今回の発想法を簡単に言うと、「コンテンツの棚卸しと精査」に尽きる。自分たちが今まで発信してきたコンテンツを洗い出して分析することで、次に書くべきテーマをあぶり出すのだ。

またこの棚卸しは、過去に発信してきたコンテンツを整理する意味でも非常に役立つ。これまで何を語ってきたかを洗い出すことで、既存のコンテンツの全体像をつかむことができる。さらにそれによって次に語るべき内容をより明確にできるのだ。

「棚卸しと精査」と言うと大仕事のように聞こえるが、実際はごくシンプルなマトリクスで整理できる。最初は時間がかかるかもしれないが、作業自体は複雑ではない。手順は以下の通りだ。

コンテンツの棚卸し手順

  1. まずは既存のコンテンツをすべてリストアップしよう。
  2. 次に行うのはグルーピング。記事を分類する2つの軸を決めよう。たとえばガーデニングに関するサイトであれば、トマトやキュウリ、ハーブといった「作物」グループと、水やりのコツ、雨季対策、熟した実の見分け方といった「ノウハウ」グループ。
  3. 2つのグループができたら、今度はそれらでマトリクスをつくろう。先ほどのガーデニングの例であれば、縦軸に「作物」グループを、横軸に「ノウハウ」グループを配置してみる。
  4. できあがったマトリクスに、既存のコンテンツをあてはめてみよう。

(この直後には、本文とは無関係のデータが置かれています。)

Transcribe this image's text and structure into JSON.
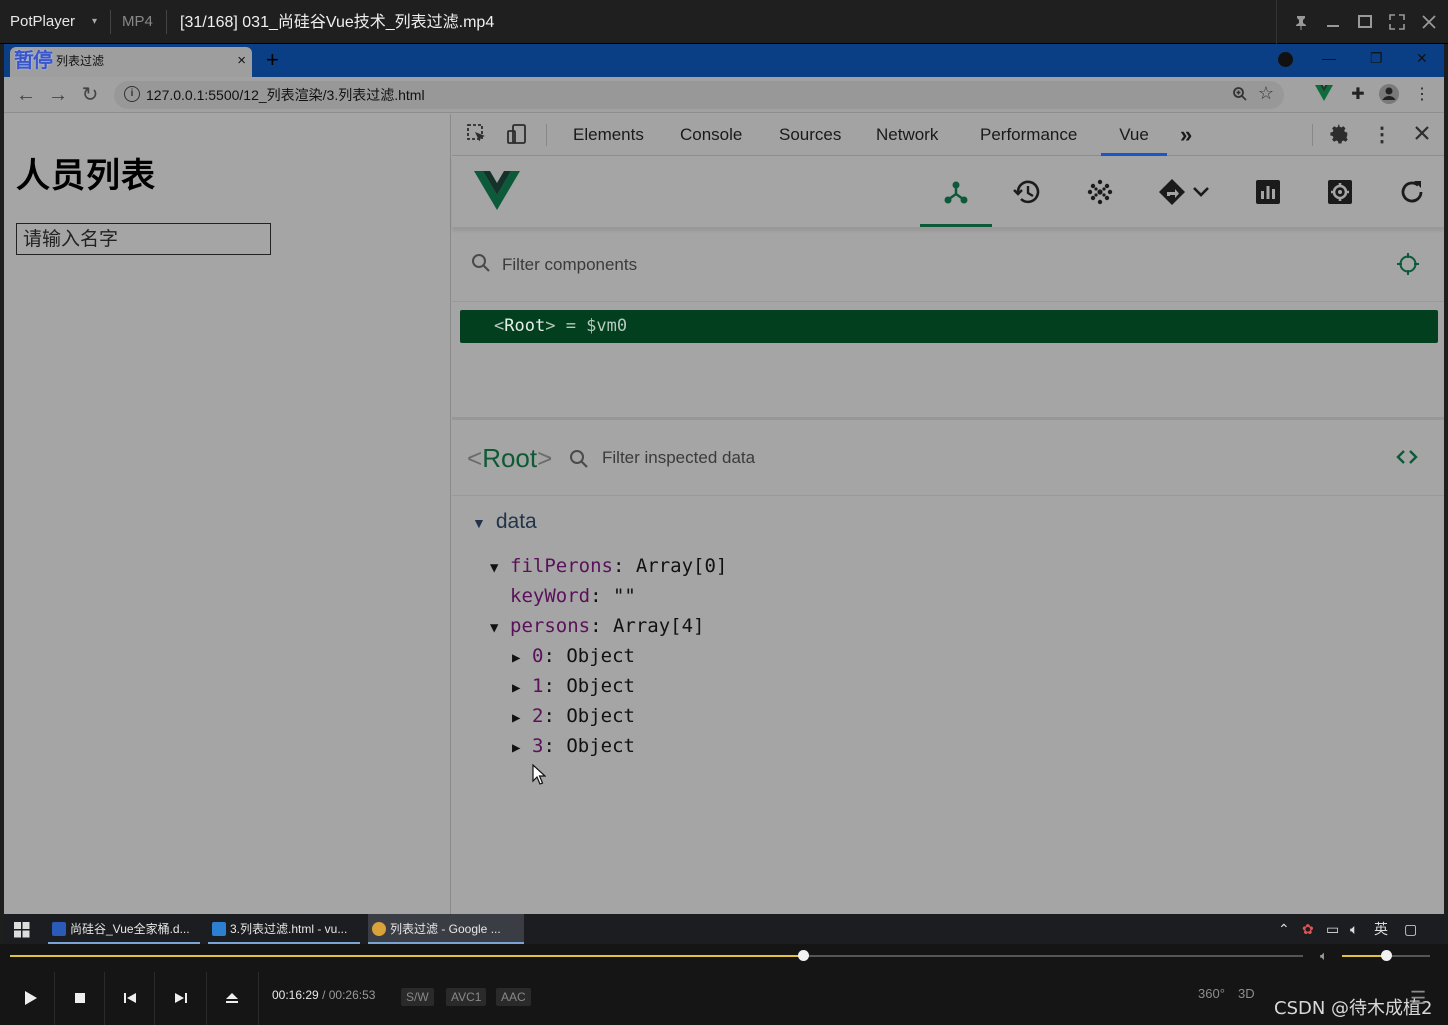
{
  "player": {
    "app_name": "PotPlayer",
    "format": "MP4",
    "video_title": "[31/168] 031_尚硅谷Vue技术_列表过滤.mp4",
    "time_current": "00:16:29",
    "time_separator": "/",
    "time_total": "00:26:53",
    "tags": [
      "S/W",
      "AVC1",
      "AAC"
    ],
    "progress": 0.613,
    "volume": 0.5,
    "right_icons": [
      "360°",
      "3D"
    ],
    "watermark": "CSDN @待木成植2"
  },
  "browser": {
    "pause_overlay": "暂停",
    "tab_title": "列表过滤",
    "tab_close": "×",
    "new_tab": "+",
    "url": "127.0.0.1:5500/12_列表渲染/3.列表过滤.html"
  },
  "page": {
    "heading": "人员列表",
    "search_placeholder": "请输入名字"
  },
  "devtools": {
    "tabs": [
      "Elements",
      "Console",
      "Sources",
      "Network",
      "Performance",
      "Vue"
    ],
    "more": "»",
    "filter_components_placeholder": "Filter components",
    "tree_row": {
      "open": "<",
      "name": "Root",
      "close": ">",
      "assign": " = $vm0"
    },
    "inspector": {
      "open": "<",
      "name": "Root",
      "close": ">",
      "filter_placeholder": "Filter inspected data",
      "section": "data",
      "props": [
        {
          "key": "filPerons",
          "value": "Array[0]",
          "expanded": true
        },
        {
          "key": "keyWord",
          "value": "\"\""
        },
        {
          "key": "persons",
          "value": "Array[4]",
          "expanded": true
        }
      ],
      "items": [
        {
          "key": "0",
          "value": "Object"
        },
        {
          "key": "1",
          "value": "Object"
        },
        {
          "key": "2",
          "value": "Object"
        },
        {
          "key": "3",
          "value": "Object"
        }
      ]
    }
  },
  "taskbar": {
    "tasks": [
      {
        "label": "尚硅谷_Vue全家桶.d...",
        "icon_color": "#2b5bb8"
      },
      {
        "label": "3.列表过滤.html - vu...",
        "icon_color": "#2d7fd1"
      },
      {
        "label": "列表过滤 - Google ...",
        "icon_color": "#d9a23a"
      }
    ],
    "ime": "英"
  },
  "colors": {
    "vue_green": "#0c5a3a",
    "selected_row": "#023f1f",
    "seek_accent": "#e2c33b",
    "devtools_tab_underline": "#1a56c8"
  }
}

トマトの水やりのコツに関する記事はあっただろうか?雨季対策は?熟したトマトの見分け方は?…といった具合に。
  5. この棚卸しを行ううちに、空欄があることや追加すべきマスがあることに気づくだろう。「ハーブの水やりに関する記事がなかった!」「トマトの“害虫対策”も必要では?」などなど。それが見つかれば、すなわちそれが次のテーマ候補となるのだ。

作物グループとノウハウグループによるコンテンツマトリクス

コンテンツ化する前に、さらなる「見極め」を

以上がidio社の紹介する発想プロセスとなる。しかしこの方法であぶり出したコンテンツテーマがそのまま使えるとは限らない。たとえば上記の例でいうと、「熟したハーブの見分け方」といった意味をなさないマスも出てくる。そういった場合は×をつければ良いだろう。

またさらに重要な点になるが、ここで洗い出したテーマが、ターゲットの求める情報と合致するとも限らない。このマトリクスはあくまで「テーマ候補」のあぶり出しだからだ。そのため実際のコンテンツ化にあたってはさらなる見極めが必要になるのは言うまでもない。

そこで、ここからはidio社の方法を応用したプラスαの提案をしたい。さらに別のマトリクスを使って、そのテーマが戦略上効果的かどうかを見極めるのだ。

それが縦軸に「ペルソナ」、横軸に「購買プロセス」を並べたこのマトリクス。

ペルソナと購買プロセスによるコンテンツマトリクス

先の発想法で見つかったコンテンツテーマがこのマトリクス上に当てはまれば、それはペルソナのニーズに合致しているだけでなく、企業が見込み客に「歩んでもらいたいプロセス」(=購買プロセス)に沿っていることを意味する。顧客視点のコンテンツだがビジネスゴールにはあまり貢献しない、といったありがちな落とし穴を避けることができるだろう。

今回紹介したコンテンツ発想法では、記事化できる可能性のあるトピックを広く洗い出すことができるため、ネタ出しに苦労している企業や担当者にとって役に立ちそうだ。

さらに、idio社が提案する「棚卸しマトリクス」だけでなく、「見極めマトリクス」を2段階で活用するなど、このマトリクスの考え方は様々な検討段階に応用できる。

「次に打つ手を考えるために、まずは現状を的確に把握しよう」-コンテンツマーケティングを戦略的に進めるにあたって、ぜひ覚えておきたいルールと言えるだろう。